Empire of the Sun on the Friday were a particular highlight, whose electro-pop tunes got the crowd stirred up, yet seemingly played second fiddle to their interesting, glamorously vivid on-stage costumes and a similarly energetic and smashing performance to accompany this. Smashing, because they managed to destroy numerous instruments and treated the audience to the debris. Fair play, the audience loved it, one chap near me got hold of the neck of one guitar and was waving it for the rest of the night. Earlier on, my personal favourites Fenech-Soler had produced a fantastic set and got the crowd behind their wonderful music, despite it being quite a small crowd that is. Also on the Friday were the Chemical Brothers, whose set consisted of some indistinguishable songs with heavy bass that oscillated with the crowd. Their performance was set against an impressive video backdrop and a superlative laser show that mesmerised the crowd, who truly came to life when the recognisable tunes of Block Rockin’ Beat and Galvanize were played.

 
Crotch Grabbin' Kanye

Saturday was equally impressive, with a lot of running to-and-froe in order to catch the hotly tipped performers. Of note was Dionne Bromfield, goddaughter of Amy Winehouse, although lacking real hits of her own, displayed some real talent. Jessie J’s commitment to putting on a good show in spite of hobbling out with a broken leg was admirable, as was her interaction with the crowd, who all loved singing along to her recent hits. Of course the biggest talking point of the day, and the week in music, was Kanye West. I don’t want to go on about him, but whilst he performed some of his music well, his croaky voice was a hindrance, but it was his attitude and rants that were truly lamentable. The crowd even began to boo him when he ranted about the media, or about being a perfectionist, especially with the inexcusable comment ‘people look at me like I’m Hitler‘, and especially ranting about being flown 12 hours for a music award he didn’t win. In fact, I think I even shouted ‘YES’ when I heard a group of people lost in the sea of spectators shouting ‘get on with it, bellend!

Kanye Finally Fucks Off

Sunday saw great performances by Robert Plant, the local boy, who produced some of his latest music as well as reinventing some of the older Led Zepplin classics. As a big Led Zepplin fan, it was great to see him live, and although these were good and original covers, I felt they weren’t as magical as the real Led Zepplin tracks. How could I not mention Mr Scruff, and having seen him the week before, he was again on fine form! Similarly, Craig Charles, who I had seen the weekend before, was also at Big Chill, and he was once again fantastic, although the crowd considerably smaller given his early time slot and smaller stage.

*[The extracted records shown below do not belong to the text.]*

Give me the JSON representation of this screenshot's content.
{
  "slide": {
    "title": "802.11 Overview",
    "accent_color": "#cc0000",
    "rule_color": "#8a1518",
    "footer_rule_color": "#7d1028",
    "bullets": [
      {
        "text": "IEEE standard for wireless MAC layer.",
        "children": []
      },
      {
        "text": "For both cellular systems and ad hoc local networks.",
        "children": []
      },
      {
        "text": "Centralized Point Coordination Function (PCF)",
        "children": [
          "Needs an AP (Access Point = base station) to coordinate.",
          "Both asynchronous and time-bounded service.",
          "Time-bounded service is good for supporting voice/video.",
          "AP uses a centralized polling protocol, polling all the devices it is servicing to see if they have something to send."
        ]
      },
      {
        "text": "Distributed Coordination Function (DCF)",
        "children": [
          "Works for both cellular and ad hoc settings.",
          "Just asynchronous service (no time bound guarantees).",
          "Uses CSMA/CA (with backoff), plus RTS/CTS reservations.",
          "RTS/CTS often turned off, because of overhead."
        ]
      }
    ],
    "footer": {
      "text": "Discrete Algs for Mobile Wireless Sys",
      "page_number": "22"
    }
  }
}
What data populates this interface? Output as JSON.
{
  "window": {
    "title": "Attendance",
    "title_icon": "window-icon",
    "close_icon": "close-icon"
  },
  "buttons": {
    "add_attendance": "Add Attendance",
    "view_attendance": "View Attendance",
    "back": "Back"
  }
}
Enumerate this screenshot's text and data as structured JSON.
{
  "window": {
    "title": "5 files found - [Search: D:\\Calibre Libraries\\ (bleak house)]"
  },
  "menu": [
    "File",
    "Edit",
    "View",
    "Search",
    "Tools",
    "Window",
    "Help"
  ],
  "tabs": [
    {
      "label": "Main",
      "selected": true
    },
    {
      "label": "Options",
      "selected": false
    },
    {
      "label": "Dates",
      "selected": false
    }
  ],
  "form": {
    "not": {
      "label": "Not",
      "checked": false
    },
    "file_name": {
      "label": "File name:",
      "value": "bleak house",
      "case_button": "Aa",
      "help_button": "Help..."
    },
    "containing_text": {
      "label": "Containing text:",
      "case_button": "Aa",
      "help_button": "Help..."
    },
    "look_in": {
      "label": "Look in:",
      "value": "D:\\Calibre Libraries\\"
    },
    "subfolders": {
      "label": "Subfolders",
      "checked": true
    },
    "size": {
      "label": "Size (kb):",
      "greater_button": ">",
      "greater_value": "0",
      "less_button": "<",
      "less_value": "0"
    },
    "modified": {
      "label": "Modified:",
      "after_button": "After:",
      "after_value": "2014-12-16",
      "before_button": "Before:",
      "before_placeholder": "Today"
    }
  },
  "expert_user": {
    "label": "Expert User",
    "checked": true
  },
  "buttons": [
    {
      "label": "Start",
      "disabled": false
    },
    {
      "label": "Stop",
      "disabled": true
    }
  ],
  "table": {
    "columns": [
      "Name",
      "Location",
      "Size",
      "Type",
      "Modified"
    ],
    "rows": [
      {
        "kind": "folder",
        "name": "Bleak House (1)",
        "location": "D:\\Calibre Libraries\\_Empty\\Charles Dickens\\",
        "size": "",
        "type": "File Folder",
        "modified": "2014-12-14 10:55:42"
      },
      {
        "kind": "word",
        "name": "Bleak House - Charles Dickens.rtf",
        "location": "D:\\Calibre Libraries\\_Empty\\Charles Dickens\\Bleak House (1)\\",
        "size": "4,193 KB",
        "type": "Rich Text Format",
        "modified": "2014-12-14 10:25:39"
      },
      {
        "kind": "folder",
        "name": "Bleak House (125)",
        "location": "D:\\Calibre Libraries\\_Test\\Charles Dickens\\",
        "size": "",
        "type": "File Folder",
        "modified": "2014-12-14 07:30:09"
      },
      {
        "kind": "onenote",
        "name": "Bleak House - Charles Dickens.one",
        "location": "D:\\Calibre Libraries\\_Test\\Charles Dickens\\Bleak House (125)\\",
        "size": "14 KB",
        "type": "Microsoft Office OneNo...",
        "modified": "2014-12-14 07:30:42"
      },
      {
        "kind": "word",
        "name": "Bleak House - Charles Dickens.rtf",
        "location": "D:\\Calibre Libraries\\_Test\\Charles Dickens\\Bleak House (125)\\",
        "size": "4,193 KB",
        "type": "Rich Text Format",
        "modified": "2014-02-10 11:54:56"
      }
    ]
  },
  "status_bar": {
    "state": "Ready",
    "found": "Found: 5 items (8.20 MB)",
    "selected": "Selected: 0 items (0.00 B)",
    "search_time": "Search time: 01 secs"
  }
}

Also, a special mention to Janelle Monnet, as well as being awesome on the main stage, she managed to get thousands of people to lie down on the ground in the rain!

There were plenty of other things going on across the festival – a part of the new direction being taken by Festival Republic, who aimed to stay true to the roots of the Big Chill, but also take it the direction feedback from punters has led them. So similar to Glastonbury and Latitude, the Electric Hotel was there, a silent theatre type event with headphones (which cost a £20 deposit, twice as much a deposit than at Latitude). The Enchanted Garden area was fantastic, with obscure sculptures, interesting gardens, plenty of relaxing therapies and more chilled out entertainment.

Happy Honeymoon?

What was my favourite part? That would be hard to say. I did love that the Lucozade fairy came round Friday night, leaving 4 packs of Lucozade Energy Original at the doors of every tent – much needed hangover help! I most certainly had a great time at the Silent Disco on the Saturday night, getting down to some indie disco by the legendary DJs of Propaganda. I started this at 1:30 with only 4 other people there, but by 5am there were hundreds, easily around three quarters tuned in to the Propaganda DJs. Empire of the Sun were pretty spectacular. In fact, I would say that the real winner for me were the people I was with and got to meet.

Festival atmospheres are always fantastic, but at the Big Chill people were open and friendly, interesting and engaging. We camped with some stellar people, one of which, Freya Van Lessen, even shared some of her wonderful photographs with us. We met a couple who were there on their honeymoon. At a festival… legends. Imagine that conversation “Hey darling, we are going to the Big Chill for our honeymoon. We’re staying in a tent. Oh, and some mates are coming. We’ll be dressed as hamsters. Actually, sorry, Dave already shotgunned my tent. Sorry”. Quality.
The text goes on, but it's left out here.